On Friday morning, England’s central bank chief Andrew Bailey surprised his country with a controversial quip that people should hold off asking for pay raises in the name of fighting inflation.
“We do need to see a moderation of wage rises,” Bailey said. “Now that’s painful, I don’t want to, in any sense sugar that message, it is painful. But we need to see that in order to get through this problem more quickly,” Bailey’s £575,538 pay is the equivalent of almost $ 780,000.
Does the Fed think the same thing? The answer is, maybe in their heart of hearts, but not out loud.
“A bad-boyfriend-style central banker would ask workers to forgo wage increases to help fight inflation, as the Bank of England’s Andrew Bailey did,” said Chris Low, chief economist at FHN Financial said, in a Friday note analyzing the jobs report. “The Fed is not that cheeky, but they are probably thinking it even if they are not saying it.”
The strong U.S. January jobs report showed average hourly earnings increased 0.7% and are up 5.7% year on year.
If that pace of wage gains is sustained, it is not consistent with the Fed’s target of a 2% inflation rate, said Jan Hatzius, chief economist at Goldman Sachs.
Last week, Federal Reserve Chairman Jerome Powell played down the rise in wages.
“Wages have also risen briskly, and we are attentive to the risks that persistent real wage growth in excess of productivity could put upward pressure on inflation,” Powell said at his news conference following the central bank’s policy meeting. “Like most forecasters, we continue to expect inflation to decline over the course of the year.”
To be clear, Powell didn’t ask anyone to hold off on a discussion about a raise.
At issue for economists is something called a “wage-price spiral” a term last popular in the 1970s, where workers ask for higher wages, companies respond by raising prices and workers respond by asking for higher wages. In that period, unions often had cost-of-living increases built into their contracts.
This “vicious upward wage price spiral” is “the No. 1 thing central bankers are worried about in 2022,” said Josh Bivens, research director at the Economic Policy Institute, a left-leaning think tank.
Shying away from talk about a raise isn’t the solution, Bivens said. “It’s really striking that it’s only workers that are being chastised to not try to protect their incomes in the face of price increases,” he said of the Bailey’s comments.
The Bank of England chief’s comment has a “grain of accuracy” that inflation spikes can get “amplified” in the labor market, Bivens said. But that’s not how countries like England and the United States got to pandemic-era inflation, he said. It came back to consumer demand driving up the cost of goods amid a snarled supply chain, Bivens said.
Even with the strong year-over-year increase in January, wages are lagging behind inflation rates, Bivens noted.
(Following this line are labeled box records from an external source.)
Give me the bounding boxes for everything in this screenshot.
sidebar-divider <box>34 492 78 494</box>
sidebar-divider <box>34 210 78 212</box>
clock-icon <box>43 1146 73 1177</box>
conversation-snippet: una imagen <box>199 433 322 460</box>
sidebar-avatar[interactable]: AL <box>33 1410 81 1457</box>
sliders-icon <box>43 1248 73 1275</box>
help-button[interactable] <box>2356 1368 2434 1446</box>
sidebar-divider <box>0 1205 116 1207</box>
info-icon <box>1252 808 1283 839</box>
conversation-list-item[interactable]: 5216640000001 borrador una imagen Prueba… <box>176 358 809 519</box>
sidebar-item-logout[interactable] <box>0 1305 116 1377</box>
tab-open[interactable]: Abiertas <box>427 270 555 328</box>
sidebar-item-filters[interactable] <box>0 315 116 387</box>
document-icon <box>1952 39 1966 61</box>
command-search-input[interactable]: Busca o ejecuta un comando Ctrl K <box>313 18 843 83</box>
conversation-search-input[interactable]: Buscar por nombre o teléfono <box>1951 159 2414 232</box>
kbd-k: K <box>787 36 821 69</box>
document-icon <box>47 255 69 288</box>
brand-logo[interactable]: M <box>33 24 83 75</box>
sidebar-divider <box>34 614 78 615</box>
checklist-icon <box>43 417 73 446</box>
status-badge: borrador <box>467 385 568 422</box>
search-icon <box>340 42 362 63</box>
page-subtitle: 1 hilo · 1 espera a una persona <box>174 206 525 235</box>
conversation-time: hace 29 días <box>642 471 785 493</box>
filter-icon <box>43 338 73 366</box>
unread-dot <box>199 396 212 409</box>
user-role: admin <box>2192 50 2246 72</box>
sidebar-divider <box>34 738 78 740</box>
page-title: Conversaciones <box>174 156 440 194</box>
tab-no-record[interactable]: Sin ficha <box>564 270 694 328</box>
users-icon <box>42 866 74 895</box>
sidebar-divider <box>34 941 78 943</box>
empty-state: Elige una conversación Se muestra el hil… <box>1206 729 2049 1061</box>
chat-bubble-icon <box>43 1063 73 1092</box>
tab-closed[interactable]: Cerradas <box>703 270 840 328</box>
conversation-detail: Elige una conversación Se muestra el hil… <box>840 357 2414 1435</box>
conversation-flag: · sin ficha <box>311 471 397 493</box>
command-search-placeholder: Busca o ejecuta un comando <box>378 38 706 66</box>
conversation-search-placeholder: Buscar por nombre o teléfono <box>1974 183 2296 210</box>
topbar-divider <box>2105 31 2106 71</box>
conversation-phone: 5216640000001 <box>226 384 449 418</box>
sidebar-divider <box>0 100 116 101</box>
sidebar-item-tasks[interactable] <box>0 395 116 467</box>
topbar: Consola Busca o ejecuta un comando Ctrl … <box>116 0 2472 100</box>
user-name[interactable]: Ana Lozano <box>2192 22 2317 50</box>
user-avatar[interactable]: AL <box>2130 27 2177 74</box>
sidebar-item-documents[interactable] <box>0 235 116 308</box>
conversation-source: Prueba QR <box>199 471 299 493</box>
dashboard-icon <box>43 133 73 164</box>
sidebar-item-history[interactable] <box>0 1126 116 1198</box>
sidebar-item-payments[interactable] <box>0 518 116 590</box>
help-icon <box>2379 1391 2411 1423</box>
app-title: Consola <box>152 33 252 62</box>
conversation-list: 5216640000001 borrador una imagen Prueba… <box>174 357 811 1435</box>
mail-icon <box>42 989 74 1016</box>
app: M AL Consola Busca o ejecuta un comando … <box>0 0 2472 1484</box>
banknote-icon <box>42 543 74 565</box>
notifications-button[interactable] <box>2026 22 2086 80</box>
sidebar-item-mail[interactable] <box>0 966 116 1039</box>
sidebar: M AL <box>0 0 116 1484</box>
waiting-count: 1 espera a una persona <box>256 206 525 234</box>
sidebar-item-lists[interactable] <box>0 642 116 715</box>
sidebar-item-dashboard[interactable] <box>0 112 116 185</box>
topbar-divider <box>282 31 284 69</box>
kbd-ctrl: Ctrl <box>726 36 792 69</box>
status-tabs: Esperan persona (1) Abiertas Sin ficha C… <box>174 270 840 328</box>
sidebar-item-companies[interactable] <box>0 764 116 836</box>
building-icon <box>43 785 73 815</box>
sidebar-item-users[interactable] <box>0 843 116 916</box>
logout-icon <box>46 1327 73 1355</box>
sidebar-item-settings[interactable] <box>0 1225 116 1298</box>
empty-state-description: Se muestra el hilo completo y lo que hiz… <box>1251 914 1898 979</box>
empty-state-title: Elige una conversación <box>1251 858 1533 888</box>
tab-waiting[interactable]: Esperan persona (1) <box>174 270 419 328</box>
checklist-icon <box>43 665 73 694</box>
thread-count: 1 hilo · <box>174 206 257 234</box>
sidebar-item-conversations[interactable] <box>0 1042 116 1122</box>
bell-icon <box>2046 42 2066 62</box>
The consumer price index rose 7% in the year to December.
Like Bivens, Brian Bethune, a Boston College economist, doesn’t see a wage-price spiral at work that Powell would want to try countering with steep interest rate hikes.
“There’s nothing out there to support that thesis” of a wage-price spiral. In fact, it’s “dangerous to presume that’s the issue” because it steers attention away from ways to ease supply-chain problems, Bethune said.
The 5.7% year-over-year rise in hourly earnings is “a huge increase from 4.9% year-on-year in December,” said Low at FHN Financial. “Note, wages are still lagging inflation, the wage-price spiral is still a myth, but the Fed won’t like this rise one bit anyway.”
Others do see a wage-price spiral at work, noting how many companies are paying up to cope with a labor shortage problem. While the 5.7% hourly earnings increase was the overall average, Stephen Stanley, Amherst Pierpont Securities’ chief economist, pointed out the year-over-year earnings increases for production and nonsupervisory employees climbed 6.9%.
“‘Spiral’ is such an extreme word, but the ‘wage/price spiral’ dynamic appears to be in full force,” he said in a Friday note.
Under the circumstances the Fed should still be on course to start raising interest rates beginning in March, he said.
Following the January jobs report, economists think the Fed might adopt a more aggressive monetary policy tightening, while still starting with a quarter-percentage rise in March in its benchmark rate.
During his January press conference, Powell said the U.S. had a “very, very strong labor market” that could withstand rate hikes to counter inflation. Did he just keep the part about easing off pay raises quiet?
San Francisco Fed President Mary Daly told MarketWatch in an interview this week that she thought sectors where pay is rising fast would cool off as more workers enter the labor market as the pandemic recedes.
“I see some of this current heat that people point to [in the wage data] as just a temporary factor,” Daly said.
Bivens said central bankers could be forgiven for wishing that everyone would absorb some slight income losses or at least fewer gains next year to tamp down on inflation.
“But it’s not a serious strategy in any way given the economy we actually have,” he concluded.